Arriva in sala Detective Pikachu, il film ispirato al mondo dei Pokémon e uno dei titoli più attesi dell’anno. In sala vi aspettano anche due interessanti titoli d’essai Tutti pazzi a Tel Aviv e I figli del fiume giallo.
Il Pokémon più amato diventa un detective con in testa un copricapo omaggio a Sherlock Holmes e… riesce a parlare! Tim Goodman arriva a Ryme City perché il padre, il detective Goodman, è morto. Tim, inoltre, non riesce a trovare un Pokémon finché non trova il Pokémon per eccellenza Pikachu. Dimenticate il dolce Pokémon giallo con le rossette, Pikachu adora bere caffè e dice tante parolacce. Qualcosa sta succedendo a Ryme City (che ricorda un po’ la Los Angeles di Blade Runner) e per scoprirlo Tim unirà le sue forze con la giornalista Lucy.
Detective Pikachu è più di un film ispirato al videogame (omonimo) e riesce a creare un mondo in cui i Pokémon co-esistono con gli umani in cui è perfettamente normale imbattersi in un Jigglypuff ed è qui il punto negativo del film: è quasi impossibile appassionarsi alla storia se non si è esperti in materia Pokémon.
Può un film con la fotografia di Duccio Patanè, il direttore alla fotografia strafatto di Boris, essere in concorso e incantare una sezione del Festival di Venezia?

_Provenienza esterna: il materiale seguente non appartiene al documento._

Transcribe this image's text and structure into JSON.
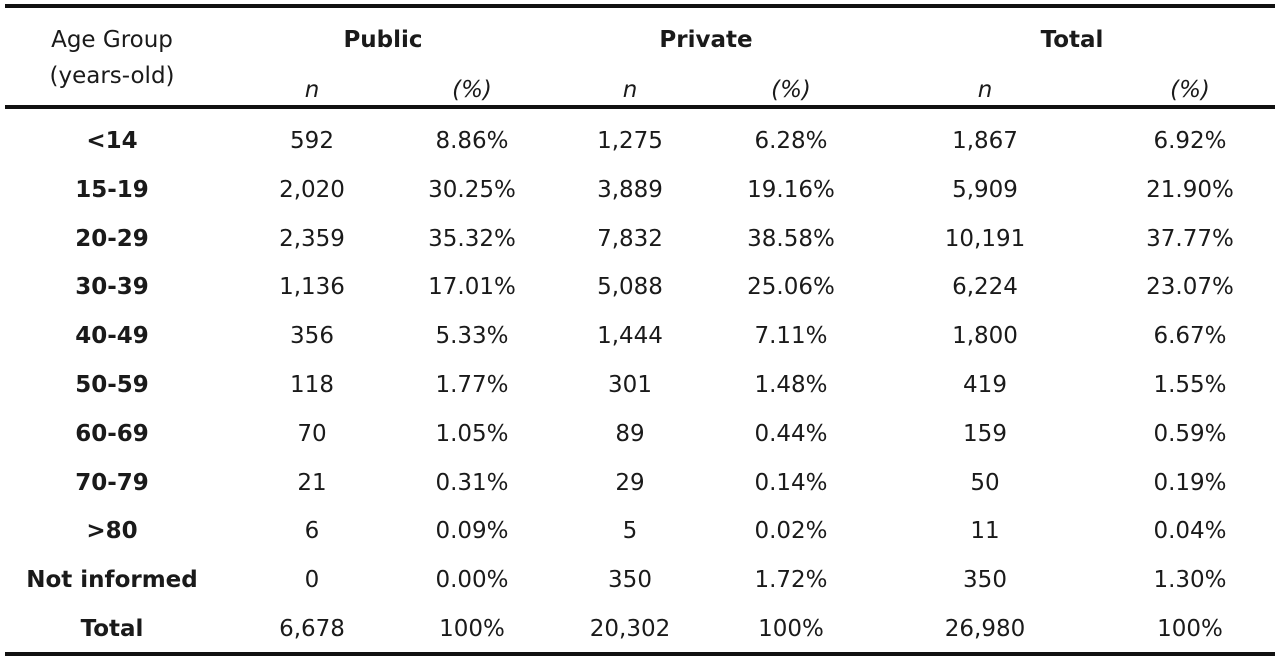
{
  "table": {
    "header": {
      "first_col": [
        "Age Group",
        "(years-old)"
      ],
      "groups": [
        "Public",
        "Private",
        "Total"
      ],
      "subcols": [
        "n",
        "(%)",
        "n",
        "(%)",
        "n",
        "(%)"
      ]
    },
    "rows": [
      {
        "label": "<14",
        "values": [
          "592",
          "8.86%",
          "1,275",
          "6.28%",
          "1,867",
          "6.92%"
        ]
      },
      {
        "label": "15-19",
        "values": [
          "2,020",
          "30.25%",
          "3,889",
          "19.16%",
          "5,909",
          "21.90%"
        ]
      },
      {
        "label": "20-29",
        "values": [
          "2,359",
          "35.32%",
          "7,832",
          "38.58%",
          "10,191",
          "37.77%"
        ]
      },
      {
        "label": "30-39",
        "values": [
          "1,136",
          "17.01%",
          "5,088",
          "25.06%",
          "6,224",
          "23.07%"
        ]
      },
      {
        "label": "40-49",
        "values": [
          "356",
          "5.33%",
          "1,444",
          "7.11%",
          "1,800",
          "6.67%"
        ]
      },
      {
        "label": "50-59",
        "values": [
          "118",
          "1.77%",
          "301",
          "1.48%",
          "419",
          "1.55%"
        ]
      },
      {
        "label": "60-69",
        "values": [
          "70",
          "1.05%",
          "89",
          "0.44%",
          "159",
          "0.59%"
        ]
      },
      {
        "label": "70-79",
        "values": [
          "21",
          "0.31%",
          "29",
          "0.14%",
          "50",
          "0.19%"
        ]
      },
      {
        "label": ">80",
        "values": [
          "6",
          "0.09%",
          "5",
          "0.02%",
          "11",
          "0.04%"
        ]
      },
      {
        "label": "Not informed",
        "values": [
          "0",
          "0.00%",
          "350",
          "1.72%",
          "350",
          "1.30%"
        ]
      },
      {
        "label": "Total",
        "values": [
          "6,678",
          "100%",
          "20,302",
          "100%",
          "26,980",
          "100%"
        ]
      }
    ]
  }
}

La risposta è sì e il film è lo splendido Tutti pazzi a Tel Aviv, premiato a Orizzonti a Venezia 75 con il premio per il miglior attore a Kais Nashif.
Salam è un palestinese e lavora a Gerusalemme sul set della soap opera più amata: Tel Aviv Brucia (Tel Aviv On Fire), girata e prodotta a Ramallah e ambientata nel 1967. Per andare al lavoro, ogni giorno Salam deve passare un posto di blocco israeliano e s’imbatte nel militare Assi la cui moglie è una fan sfegatata della soap opera. Il set di Tel Aviv Brucia ricorda moltissimo quello di Boris: un’attrice bella che non sa recitare, produttori e tutti pronti a essere corrotti e una fotografia fintissima tipica da telenovela.

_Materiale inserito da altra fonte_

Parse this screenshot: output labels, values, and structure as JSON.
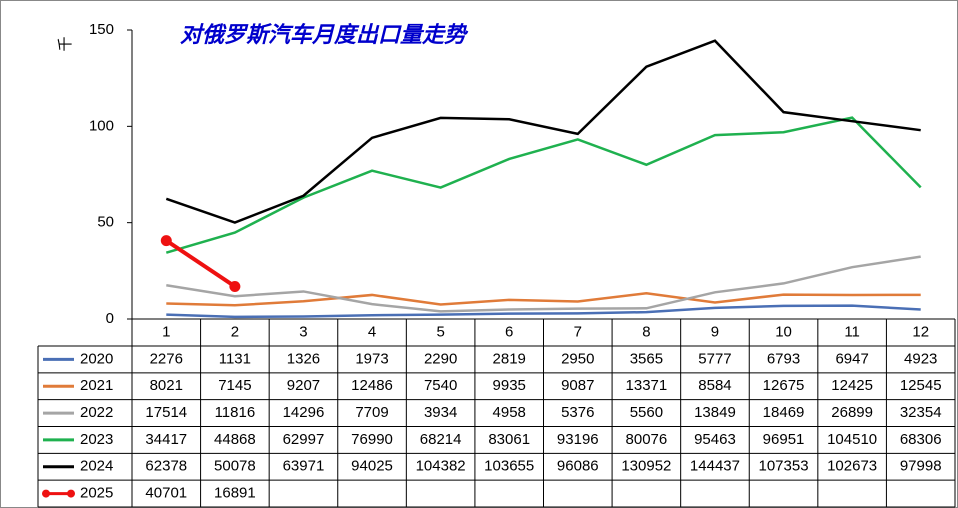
{
  "chart_data": {
    "type": "line",
    "title": "对俄罗斯汽车月度出口量走势",
    "y_label": "千",
    "categories": [
      "1",
      "2",
      "3",
      "4",
      "5",
      "6",
      "7",
      "8",
      "9",
      "10",
      "11",
      "12"
    ],
    "ylim": [
      0,
      150
    ],
    "yticks": [
      0,
      50,
      100,
      150
    ],
    "grid": false,
    "series": [
      {
        "name": "2020",
        "color": "#4a6fb5",
        "values": [
          2.276,
          1.131,
          1.326,
          1.973,
          2.29,
          2.819,
          2.95,
          3.565,
          5.777,
          6.793,
          6.947,
          4.923
        ],
        "value_labels": [
          "2276",
          "1131",
          "1326",
          "1973",
          "2290",
          "2819",
          "2950",
          "3565",
          "5777",
          "6793",
          "6947",
          "4923"
        ]
      },
      {
        "name": "2021",
        "color": "#e07b39",
        "values": [
          8.021,
          7.145,
          9.207,
          12.486,
          7.54,
          9.935,
          9.087,
          13.371,
          8.584,
          12.675,
          12.425,
          12.545
        ],
        "value_labels": [
          "8021",
          "7145",
          "9207",
          "12486",
          "7540",
          "9935",
          "9087",
          "13371",
          "8584",
          "12675",
          "12425",
          "12545"
        ]
      },
      {
        "name": "2022",
        "color": "#a5a5a5",
        "values": [
          17.514,
          11.816,
          14.296,
          7.709,
          3.934,
          4.958,
          5.376,
          5.56,
          13.849,
          18.469,
          26.899,
          32.354
        ],
        "value_labels": [
          "17514",
          "11816",
          "14296",
          "7709",
          "3934",
          "4958",
          "5376",
          "5560",
          "13849",
          "18469",
          "26899",
          "32354"
        ]
      },
      {
        "name": "2023",
        "color": "#1fb14f",
        "values": [
          34.417,
          44.868,
          62.997,
          76.99,
          68.214,
          83.061,
          93.196,
          80.076,
          95.463,
          96.951,
          104.51,
          68.306
        ],
        "value_labels": [
          "34417",
          "44868",
          "62997",
          "76990",
          "68214",
          "83061",
          "93196",
          "80076",
          "95463",
          "96951",
          "104510",
          "68306"
        ]
      },
      {
        "name": "2024",
        "color": "#000000",
        "values": [
          62.378,
          50.078,
          63.971,
          94.025,
          104.382,
          103.655,
          96.086,
          130.952,
          144.437,
          107.353,
          102.673,
          97.998
        ],
        "value_labels": [
          "62378",
          "50078",
          "63971",
          "94025",
          "104382",
          "103655",
          "96086",
          "130952",
          "144437",
          "107353",
          "102673",
          "97998"
        ]
      },
      {
        "name": "2025",
        "color": "#ee1111",
        "markers": true,
        "values": [
          40.701,
          16.891,
          null,
          null,
          null,
          null,
          null,
          null,
          null,
          null,
          null,
          null
        ],
        "value_labels": [
          "40701",
          "16891",
          null,
          null,
          null,
          null,
          null,
          null,
          null,
          null,
          null,
          null
        ]
      }
    ]
  }
}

Grazie al geniale film si ride e si sorride del conflitto arabo-palestinese in uno dei film più interessanti e migliori dell’anno: “Il format della soap opera mi permette di esplorare situazioni che non avrei mai potuto affrontare al cinema. Per esempio, nella scena di apertura del film, che considero politica, i personaggi palestinesi della soap rivelano il loro punto di vista sulla guerra arabo-palestinese del 1967. Parlano delle loro speranze, della Storia e della paura per l’occupazione israealiana di Gerusalemme. Ne parlano sinceramente, senza filtri, ma visto che la scena si svolge in una soap opera, la prospettiva cambia”.

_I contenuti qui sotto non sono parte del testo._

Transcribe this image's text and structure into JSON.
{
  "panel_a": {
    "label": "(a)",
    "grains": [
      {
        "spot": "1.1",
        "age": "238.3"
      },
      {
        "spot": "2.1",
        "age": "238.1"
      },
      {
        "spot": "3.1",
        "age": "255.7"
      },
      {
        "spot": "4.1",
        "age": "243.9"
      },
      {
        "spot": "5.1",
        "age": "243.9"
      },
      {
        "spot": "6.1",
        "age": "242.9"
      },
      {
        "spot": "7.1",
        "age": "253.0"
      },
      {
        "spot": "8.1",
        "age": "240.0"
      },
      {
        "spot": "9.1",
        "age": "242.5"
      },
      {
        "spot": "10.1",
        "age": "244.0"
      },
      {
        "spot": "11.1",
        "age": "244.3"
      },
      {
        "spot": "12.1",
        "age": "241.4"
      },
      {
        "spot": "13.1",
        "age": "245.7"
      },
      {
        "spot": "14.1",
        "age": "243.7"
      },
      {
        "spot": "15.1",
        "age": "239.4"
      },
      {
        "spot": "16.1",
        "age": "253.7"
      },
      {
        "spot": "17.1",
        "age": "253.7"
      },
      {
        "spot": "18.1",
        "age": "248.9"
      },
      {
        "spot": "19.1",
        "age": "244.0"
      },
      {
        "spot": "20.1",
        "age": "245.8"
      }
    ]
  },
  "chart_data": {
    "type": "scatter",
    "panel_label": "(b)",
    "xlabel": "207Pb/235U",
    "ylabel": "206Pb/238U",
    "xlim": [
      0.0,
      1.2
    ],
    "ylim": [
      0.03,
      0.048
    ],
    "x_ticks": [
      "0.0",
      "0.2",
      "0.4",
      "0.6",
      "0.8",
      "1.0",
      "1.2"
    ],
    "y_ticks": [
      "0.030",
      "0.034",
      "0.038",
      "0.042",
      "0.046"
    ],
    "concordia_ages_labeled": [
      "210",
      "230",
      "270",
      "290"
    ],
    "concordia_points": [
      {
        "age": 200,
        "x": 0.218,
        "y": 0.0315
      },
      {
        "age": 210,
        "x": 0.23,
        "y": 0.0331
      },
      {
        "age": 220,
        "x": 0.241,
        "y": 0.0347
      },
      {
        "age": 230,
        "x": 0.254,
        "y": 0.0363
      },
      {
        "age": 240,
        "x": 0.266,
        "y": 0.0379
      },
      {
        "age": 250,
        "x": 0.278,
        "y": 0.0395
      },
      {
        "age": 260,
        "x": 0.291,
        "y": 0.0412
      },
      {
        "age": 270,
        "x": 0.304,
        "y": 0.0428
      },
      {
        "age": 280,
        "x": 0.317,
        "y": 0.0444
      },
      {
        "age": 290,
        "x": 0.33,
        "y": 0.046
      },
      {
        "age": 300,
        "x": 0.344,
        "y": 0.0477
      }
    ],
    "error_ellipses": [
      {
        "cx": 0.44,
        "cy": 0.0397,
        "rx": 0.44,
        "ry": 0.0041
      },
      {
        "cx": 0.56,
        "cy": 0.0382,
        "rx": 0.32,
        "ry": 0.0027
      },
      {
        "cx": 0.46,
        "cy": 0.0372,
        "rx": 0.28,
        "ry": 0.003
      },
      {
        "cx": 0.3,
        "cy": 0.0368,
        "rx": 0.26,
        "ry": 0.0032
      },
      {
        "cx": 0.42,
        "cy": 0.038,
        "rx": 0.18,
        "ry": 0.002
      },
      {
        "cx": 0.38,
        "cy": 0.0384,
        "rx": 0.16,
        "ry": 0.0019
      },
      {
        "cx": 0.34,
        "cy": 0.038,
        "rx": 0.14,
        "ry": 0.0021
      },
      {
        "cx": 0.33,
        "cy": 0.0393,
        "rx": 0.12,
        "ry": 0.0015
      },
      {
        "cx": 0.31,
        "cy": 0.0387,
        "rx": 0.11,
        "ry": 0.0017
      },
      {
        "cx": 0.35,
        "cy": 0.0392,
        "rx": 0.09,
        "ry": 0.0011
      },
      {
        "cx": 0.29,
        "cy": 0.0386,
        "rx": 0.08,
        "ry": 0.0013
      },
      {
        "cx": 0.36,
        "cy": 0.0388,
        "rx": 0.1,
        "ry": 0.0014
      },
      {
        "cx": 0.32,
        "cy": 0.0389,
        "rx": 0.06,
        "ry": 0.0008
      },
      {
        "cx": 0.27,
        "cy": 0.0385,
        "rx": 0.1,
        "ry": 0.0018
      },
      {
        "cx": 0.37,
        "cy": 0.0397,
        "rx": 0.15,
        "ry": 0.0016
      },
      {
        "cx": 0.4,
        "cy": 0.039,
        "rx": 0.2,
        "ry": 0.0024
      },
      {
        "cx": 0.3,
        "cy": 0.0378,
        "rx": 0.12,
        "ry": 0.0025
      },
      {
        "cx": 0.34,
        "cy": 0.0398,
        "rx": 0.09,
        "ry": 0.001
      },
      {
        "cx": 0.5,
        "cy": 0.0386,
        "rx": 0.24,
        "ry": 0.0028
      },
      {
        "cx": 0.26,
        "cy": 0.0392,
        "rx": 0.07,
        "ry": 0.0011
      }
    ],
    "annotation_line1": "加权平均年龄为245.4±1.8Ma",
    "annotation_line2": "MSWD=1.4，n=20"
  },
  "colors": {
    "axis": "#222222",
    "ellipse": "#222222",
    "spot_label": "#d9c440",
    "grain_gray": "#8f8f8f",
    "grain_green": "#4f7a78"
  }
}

In I figli del fiume giallo, la protagonista Qiao è una ballerina innamorata di un gangster Bin. Per difenderlo, Qiao, spara durante un combattimento e si ritrova a passare cinque anni di carcere. Una volta uscita in una Cina con l’aria distrutta dalle polvere sottili e dove i minatori stanno perdendo il lavoro, Qiao farà di tutto per ritrovare Bin e riprendere la sua vita con lui. Il film di Jia Zhangke arriva al cinema ed è una delicata storia d’amore del regista premiato per Still Life e Al Di Là delle Montagne.